Many of you know that you can have success with one triptan even after you’ve tried others. Recently, frovatriptan has emerged as one of the most recommended abortives for migraine. So let’s take a closer look…
Frovatriptan (frovatriptan succinate) is a selective 5-hydroxy-tryptamine1 (5-HT1B/1D) receptor subtype agonist. Triptan medications were developed for migraine because of the way they influenced blood vessels, although now we know that they probably fight migraine for other reasons (read more about triptans and migraine here).
Although many think of frovatriptan as a "painkiller", it’s not just a general pain reliever. It’s not prescribed for any pain, but specifically to fight migraine – and not just the pain that often comes with migraine, other symptoms as well.
For example, Frova may fight sensitivity to light and noise, and nausea/vomiting.
Where does frovatriptan excel?
One of the reasons that frovatriptan has become one of the most recommended triptans is because it’s been found to be useful in preventing or treating menstrual migraine (perimenstrual migraine). Since menstrually related migraine affects up to 60% of female migraineurs, that’s a significant chunk of the migraineur population!
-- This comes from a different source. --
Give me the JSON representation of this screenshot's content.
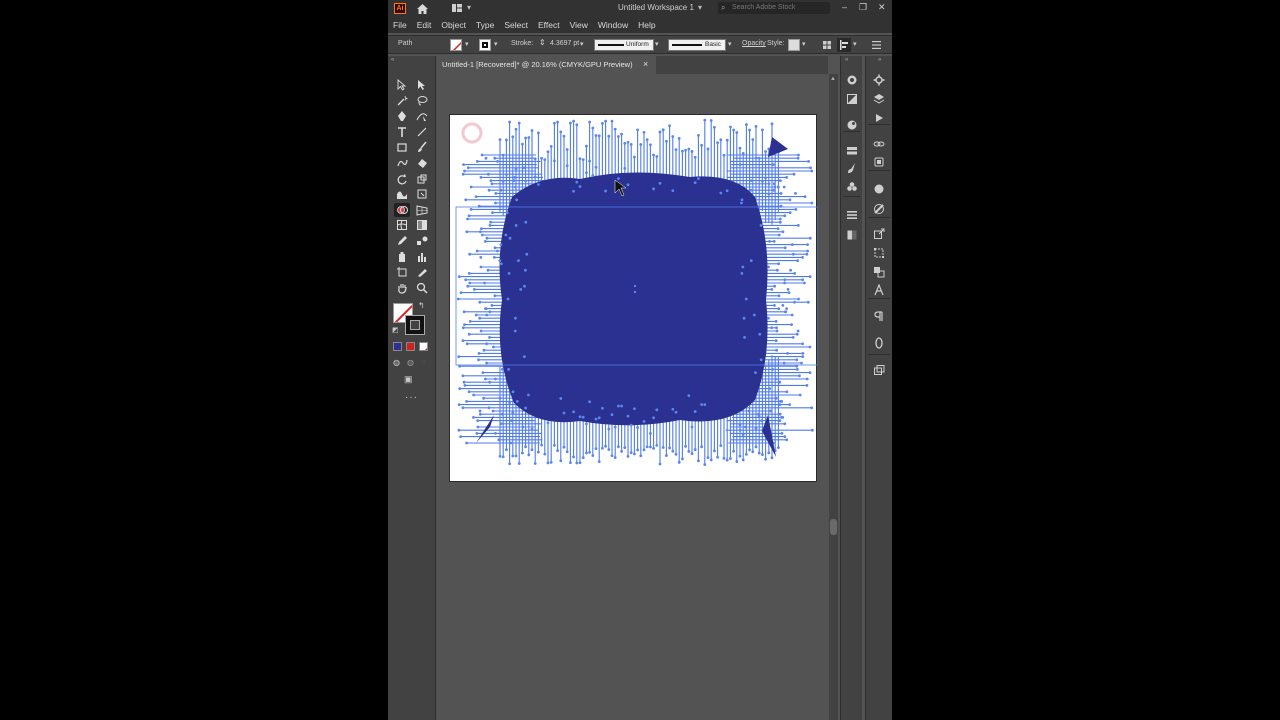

Although other triptans work well too, frovatriptan seems to come with a significant advantage. The effects tend to last longer.
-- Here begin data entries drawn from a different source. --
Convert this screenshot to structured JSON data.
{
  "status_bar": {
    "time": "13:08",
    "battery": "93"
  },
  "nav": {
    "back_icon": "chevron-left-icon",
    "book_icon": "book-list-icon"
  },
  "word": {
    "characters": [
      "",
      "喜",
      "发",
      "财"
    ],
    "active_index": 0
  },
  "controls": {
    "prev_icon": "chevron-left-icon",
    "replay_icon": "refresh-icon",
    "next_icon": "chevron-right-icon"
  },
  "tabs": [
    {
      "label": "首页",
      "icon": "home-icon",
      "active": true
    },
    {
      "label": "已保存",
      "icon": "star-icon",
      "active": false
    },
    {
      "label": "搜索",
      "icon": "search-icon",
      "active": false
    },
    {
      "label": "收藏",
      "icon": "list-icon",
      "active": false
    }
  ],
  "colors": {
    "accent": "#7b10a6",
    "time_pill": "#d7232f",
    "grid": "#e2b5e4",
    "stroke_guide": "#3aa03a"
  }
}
That means that there’s less chance of the symptoms coming back. (For example, a study showed that symptoms were 8% more likely to return with frovatriptan, and 21% with almotriptan. Another study compared rizatriptan, zolmitriptan and almotriptan, finding that symptoms were almost twice as likely to return in 24 and 48 hours with these than with frovatriptan).
This is especially important in menstrual migraine, where symptoms do tend to last longer and are more likely to return.
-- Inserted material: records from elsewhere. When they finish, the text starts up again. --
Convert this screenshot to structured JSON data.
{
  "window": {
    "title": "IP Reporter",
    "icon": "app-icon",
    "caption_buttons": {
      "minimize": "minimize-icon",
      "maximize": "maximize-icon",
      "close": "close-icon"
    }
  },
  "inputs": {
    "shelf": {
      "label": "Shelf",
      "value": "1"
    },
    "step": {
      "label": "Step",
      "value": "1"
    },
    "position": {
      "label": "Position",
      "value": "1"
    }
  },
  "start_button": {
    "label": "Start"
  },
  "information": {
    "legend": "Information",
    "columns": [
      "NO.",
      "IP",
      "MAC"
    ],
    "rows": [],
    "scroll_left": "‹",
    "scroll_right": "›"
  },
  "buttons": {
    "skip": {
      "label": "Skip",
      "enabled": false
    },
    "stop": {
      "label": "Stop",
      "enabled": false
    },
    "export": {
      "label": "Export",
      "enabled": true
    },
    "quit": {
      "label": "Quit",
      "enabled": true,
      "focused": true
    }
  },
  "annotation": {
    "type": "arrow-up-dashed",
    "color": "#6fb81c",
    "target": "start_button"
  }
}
Of course, frovatriptan is not just beneficial for menstrual migraine. For example, this study shows benefits for patients with migraine with aura.
For side effects, frovatriptan seems less likely to cause nausea than some other triptans.
Frovatriptan is often taken per-emptively for menstrual migraine. It’s been compared favourably with preventative topiramate (Topamax) for monthly migraine attacks.
Where does frovatriptan fall short?
Frovatriptan is not necessarily worse than other triptans, just different, which is why it’s important not to give up after trying just one triptan.
Common side effects with frovatriptan include dizziness, headache and tiredness. Other triptans may cause the same side effects, but again trying another triptan may solve the problem for you.
Be sure to check with a doctor who knows your medical history before taking this medication. This is particularly important if you you are taking an SSRI (selective serotonin reuptake inhibitor) or SNRI antidepressant drug (serotonin-norepinephrine reuptake inhibitor). Also, make sure your doctor knows if you’ve had issues with heart disease, or if you’re at high risk.
Contraceptive drugs can also interact with frovatriptan specifically and increase side effects – talk to your doctor.
Other medications may interact as well, such as ergotamine medications and propranolol.
How do I take Frovatriptan?
The basic dosage recommendations are similar but different in the USA, Canada, and the UK, so here they are. Remember, these are general guidelines – follow your doctor’s instructions!
Take a 2.5 milligram dose as soon as possible when the symptoms begin. In the USA, the recommendation is to take a second dose after 2 hours, but take no more than 7.5 milligrams in 24 hours.
In Canada and the UK, the recommendation is to take a second dose after 4 hours, but no more than 5 milligrams in 24 hours.
If you experience side effects, or if your symptoms change, or if you’re having to treat more than 2 or 3 attacks per month, talk to your doctor right away. Frovatriptan is not intended for constant usage, and can lead to even more migraine symptoms and other worse conditions.